Tengo fe ciega. No ya por nuestros viejos líderes, que transitan su propia metamorfosis, que se pensaban que la sociedad precisaba de su mediocre relato como si no tuviéramos otra cosa que hacer. Tengo fe ciega. En la pequeña gente, aquella que es anónima pero que construye ladrillo a ladrillo los grandes sueños. La que tiene un marcado sentido de responsabilidad y da un paso firme, inclusive desde la reclusión de sus casas. Nuestras casas donde nos refugiamos, donde esperamos y desesperamos por la llamada de los que nos quieren.
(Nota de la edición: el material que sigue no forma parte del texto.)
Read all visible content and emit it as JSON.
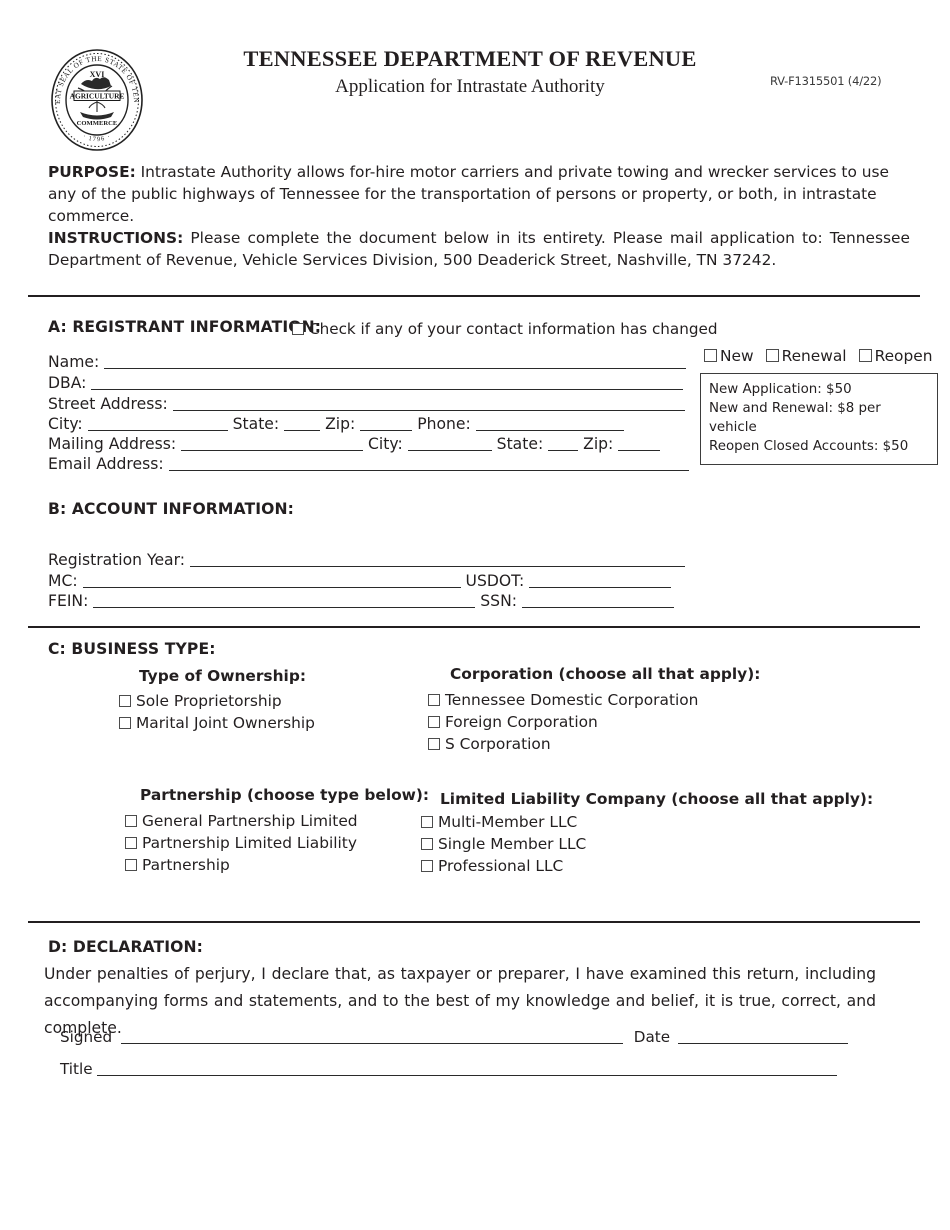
{
  "header": {
    "seal_icon": "tennessee-state-seal",
    "seal_text_outer": "THE GREAT SEAL OF THE STATE OF TENNESSEE",
    "seal_text_agriculture": "AGRICULTURE",
    "seal_text_commerce": "COMMERCE",
    "seal_roman": "XVI",
    "seal_year": "1796",
    "department_title": "TENNESSEE DEPARTMENT OF REVENUE",
    "form_subtitle": "Application for Intrastate Authority",
    "form_number": "RV-F1315501 (4/22)"
  },
  "intro": {
    "purpose_label": "PURPOSE:",
    "purpose_text": " Intrastate Authority allows for-hire motor carriers and private towing and wrecker services to use any of the public highways of Tennessee for the transportation of persons or property, or both, in intrastate commerce.",
    "instructions_label": "INSTRUCTIONS:",
    "instructions_text": " Please complete the document below in its entirety. Please mail application to: Tennessee Department of Revenue, Vehicle Services Division, 500 Deaderick Street, Nashville, TN 37242."
  },
  "section_a": {
    "heading": "A: REGISTRANT INFORMATION:",
    "changed_checkbox_label": "Check if any of your contact information has changed",
    "fields": {
      "name": "Name:",
      "dba": "DBA:",
      "street_address": "Street  Address:",
      "city": "City:",
      "state": "State:",
      "zip": "Zip:",
      "phone": "Phone:",
      "mailing_address": "Mailing Address:",
      "mailing_city": "City:",
      "mailing_state": "State:",
      "mailing_zip": "Zip:",
      "email_address": "Email Address:"
    },
    "application_types": [
      "New",
      "Renewal",
      "Reopen"
    ],
    "fee_box": [
      "New Application: $50",
      "New and Renewal: $8 per vehicle",
      "Reopen Closed Accounts: $50"
    ]
  },
  "section_b": {
    "heading": "B: ACCOUNT INFORMATION:",
    "fields": {
      "registration_year": "Registration Year:",
      "mc": "MC:",
      "usdot": "USDOT:",
      "fein": "FEIN:",
      "ssn": "SSN:"
    }
  },
  "section_c": {
    "heading": "C: BUSINESS TYPE:",
    "groups": [
      {
        "title": "Type of Ownership:",
        "options": [
          "Sole Proprietorship",
          "Marital Joint Ownership"
        ]
      },
      {
        "title": "Corporation (choose all that apply):",
        "options": [
          "Tennessee Domestic Corporation",
          "Foreign Corporation",
          "S Corporation"
        ]
      },
      {
        "title": "Partnership (choose type below):",
        "options": [
          "General Partnership Limited",
          "Partnership Limited Liability",
          "Partnership"
        ]
      },
      {
        "title": "Limited Liability Company (choose all that apply):",
        "options": [
          "Multi-Member LLC",
          "Single Member LLC",
          "Professional LLC"
        ]
      }
    ]
  },
  "section_d": {
    "heading": "D: DECLARATION:",
    "text": "Under penalties of perjury, I declare that, as taxpayer or preparer, I have examined this return, including accompanying forms and statements, and to the best of my knowledge and belief, it is true, correct, and complete.",
    "signed_label": "Signed",
    "date_label": "Date",
    "title_label": "Title"
  }
}
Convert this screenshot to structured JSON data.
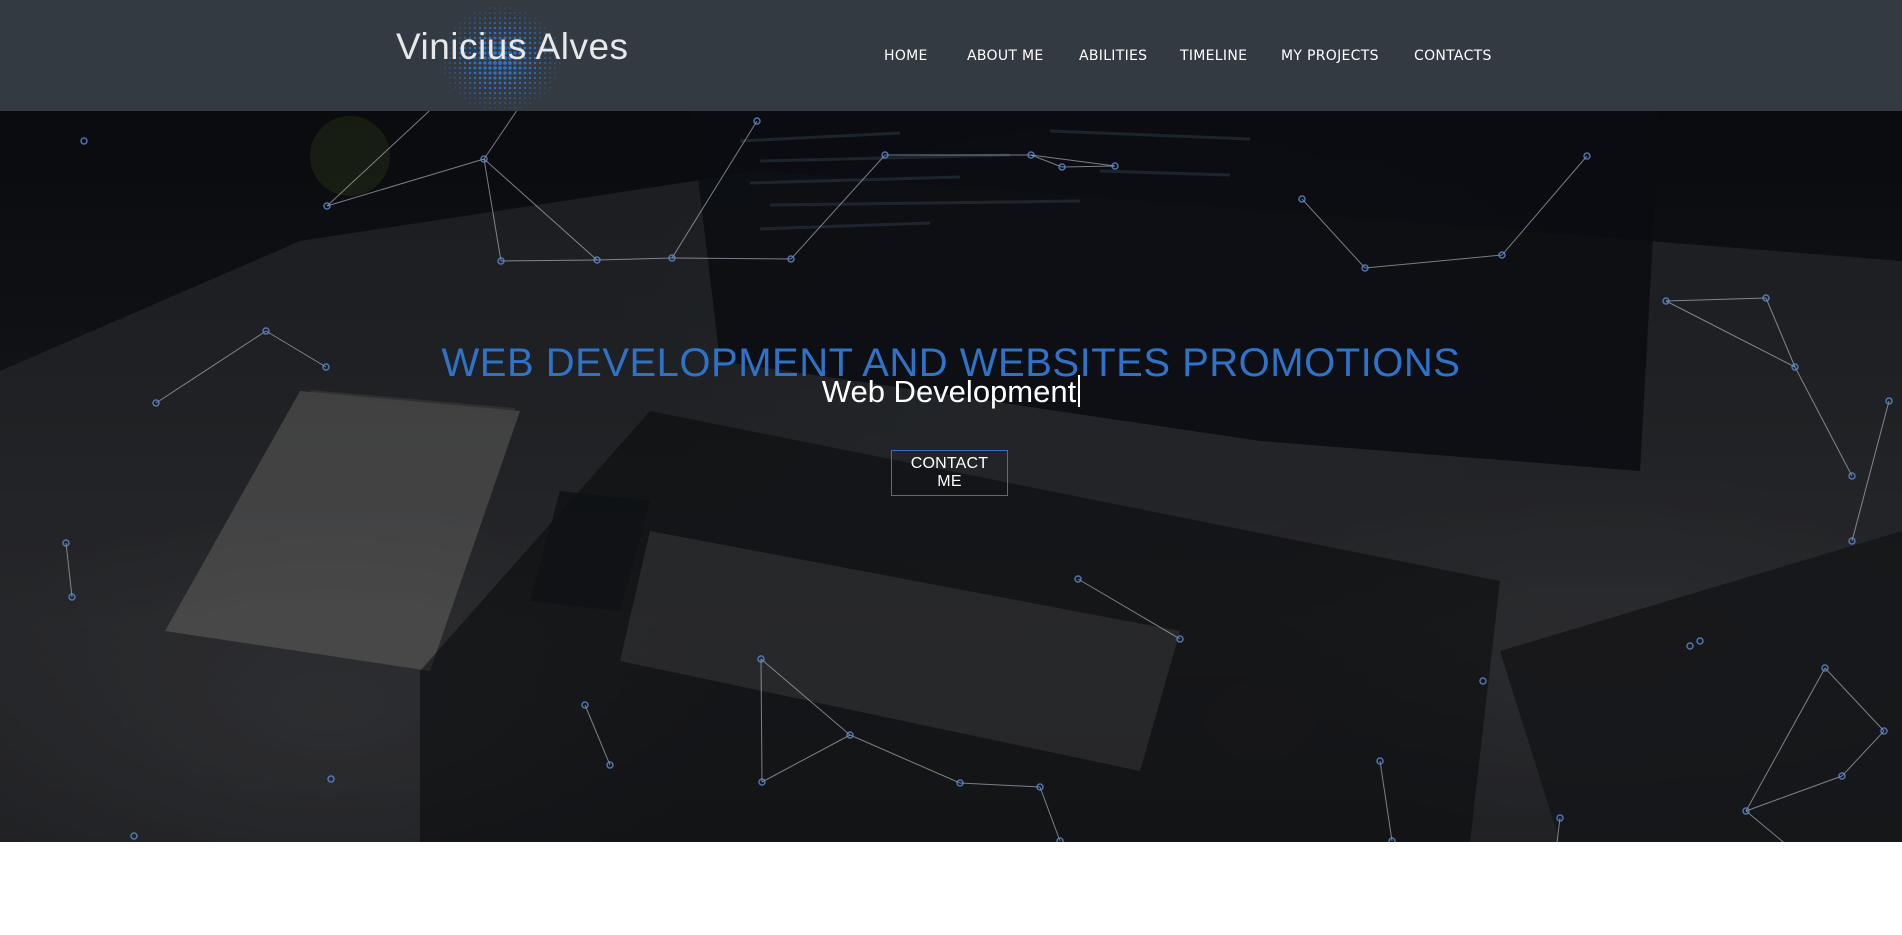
{
  "header": {
    "logo_text": "Vinicius Alves",
    "nav_items": [
      {
        "label": "HOME"
      },
      {
        "label": "ABOUT ME"
      },
      {
        "label": "ABILITIES"
      },
      {
        "label": "TIMELINE"
      },
      {
        "label": "MY PROJECTS"
      },
      {
        "label": "CONTACTS"
      }
    ]
  },
  "hero": {
    "title": "WEB DEVELOPMENT AND WEBSITES PROMOTIONS",
    "subtitle": "Web Development",
    "contact_button": "CONTACT ME"
  },
  "colors": {
    "navbar": "#343a42",
    "accent": "#2f73c9",
    "particles": "#5b8fd8"
  }
}
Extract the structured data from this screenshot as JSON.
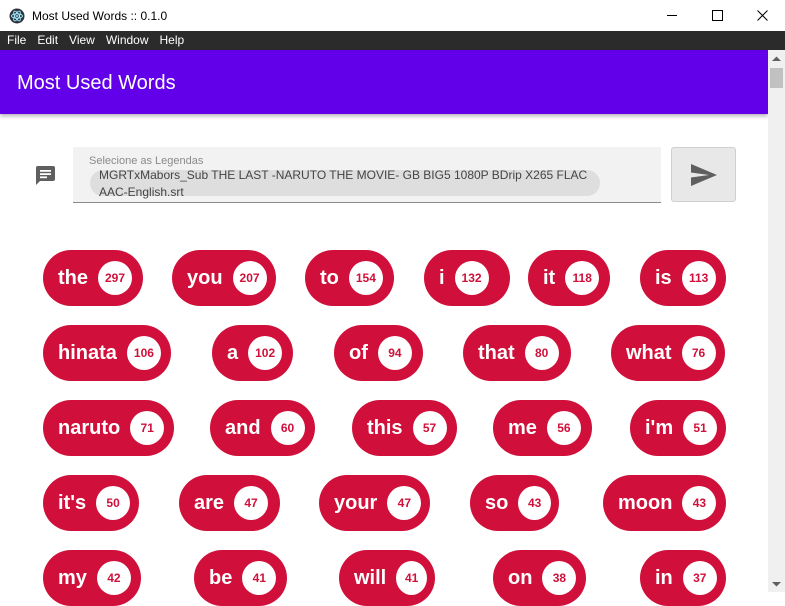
{
  "window": {
    "title": "Most Used Words :: 0.1.0"
  },
  "menu": [
    "File",
    "Edit",
    "View",
    "Window",
    "Help"
  ],
  "appbar": {
    "title": "Most Used Words"
  },
  "file_input": {
    "label": "Selecione as Legendas",
    "value": "MGRTxMabors_Sub THE LAST -NARUTO THE MOVIE- GB BIG5 1080P BDrip X265 FLAC AAC-English.srt"
  },
  "colors": {
    "appbar": "#6200ea",
    "chip": "#d0103a"
  },
  "words": [
    {
      "word": "the",
      "count": "297"
    },
    {
      "word": "you",
      "count": "207"
    },
    {
      "word": "to",
      "count": "154"
    },
    {
      "word": "i",
      "count": "132"
    },
    {
      "word": "it",
      "count": "118"
    },
    {
      "word": "is",
      "count": "113"
    },
    {
      "word": "hinata",
      "count": "106"
    },
    {
      "word": "a",
      "count": "102"
    },
    {
      "word": "of",
      "count": "94"
    },
    {
      "word": "that",
      "count": "80"
    },
    {
      "word": "what",
      "count": "76"
    },
    {
      "word": "naruto",
      "count": "71"
    },
    {
      "word": "and",
      "count": "60"
    },
    {
      "word": "this",
      "count": "57"
    },
    {
      "word": "me",
      "count": "56"
    },
    {
      "word": "i'm",
      "count": "51"
    },
    {
      "word": "it's",
      "count": "50"
    },
    {
      "word": "are",
      "count": "47"
    },
    {
      "word": "your",
      "count": "47"
    },
    {
      "word": "so",
      "count": "43"
    },
    {
      "word": "moon",
      "count": "43"
    },
    {
      "word": "my",
      "count": "42"
    },
    {
      "word": "be",
      "count": "41"
    },
    {
      "word": "will",
      "count": "41"
    },
    {
      "word": "on",
      "count": "38"
    },
    {
      "word": "in",
      "count": "37"
    }
  ]
}
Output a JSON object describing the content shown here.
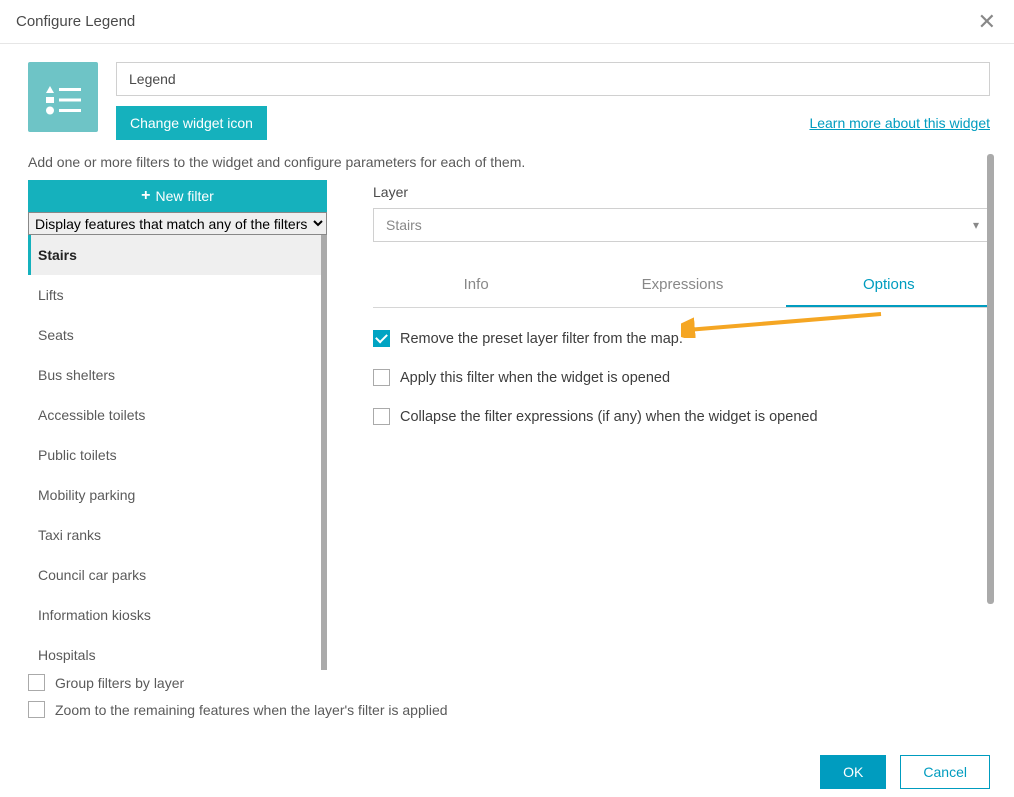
{
  "header": {
    "title": "Configure Legend"
  },
  "widget": {
    "name": "Legend",
    "change_icon": "Change widget icon",
    "learn_more": "Learn more about this widget"
  },
  "description": "Add one or more filters to the widget and configure parameters for each of them.",
  "left": {
    "new_filter": "New filter",
    "match_mode": "Display features that match any of the filters",
    "filters": [
      "Stairs",
      "Lifts",
      "Seats",
      "Bus shelters",
      "Accessible toilets",
      "Public toilets",
      "Mobility parking",
      "Taxi ranks",
      "Council car parks",
      "Information kiosks",
      "Hospitals"
    ],
    "selected": 0
  },
  "right": {
    "layer_label": "Layer",
    "layer_value": "Stairs",
    "tabs": [
      "Info",
      "Expressions",
      "Options"
    ],
    "active_tab": 2,
    "options": [
      {
        "label": "Remove the preset layer filter from the map.",
        "checked": true
      },
      {
        "label": "Apply this filter when the widget is opened",
        "checked": false
      },
      {
        "label": "Collapse the filter expressions (if any) when the widget is opened",
        "checked": false
      }
    ]
  },
  "bottom": {
    "group": "Group filters by layer",
    "zoom": "Zoom to the remaining features when the layer's filter is applied"
  },
  "footer": {
    "ok": "OK",
    "cancel": "Cancel"
  }
}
Nuestras casas, que las sentimos tan vacías si alguien falta.


Esta sociedad que despierta de un letargo de valores, esta sociedad egoísta, cruel e infiel ahora tiene por delante este “Moonshot”. Nuevos líderes se forjarán, su nuevo crisol y el acero fundido por el dolor de los que ahora sufren, del crujido de los goznes de la puerta que se abre. Ojalá sepan reconocer los tiempos, ojalá no desaprovechemos el desafío.

Nuestra civilización lleva dejando rastro escrito por 7.000 años. ¿será este una especie de renovado Diluvio donde dejemos fuera aquella sociedad insolidaria?¿Quién se ateve a ser el nuevo Noe y cómo construiremos una nueva Arca donde quepamos todos?

El tiempo lo dirá…, y mientras, acabemos con esta pandemia… y sigamos el camino.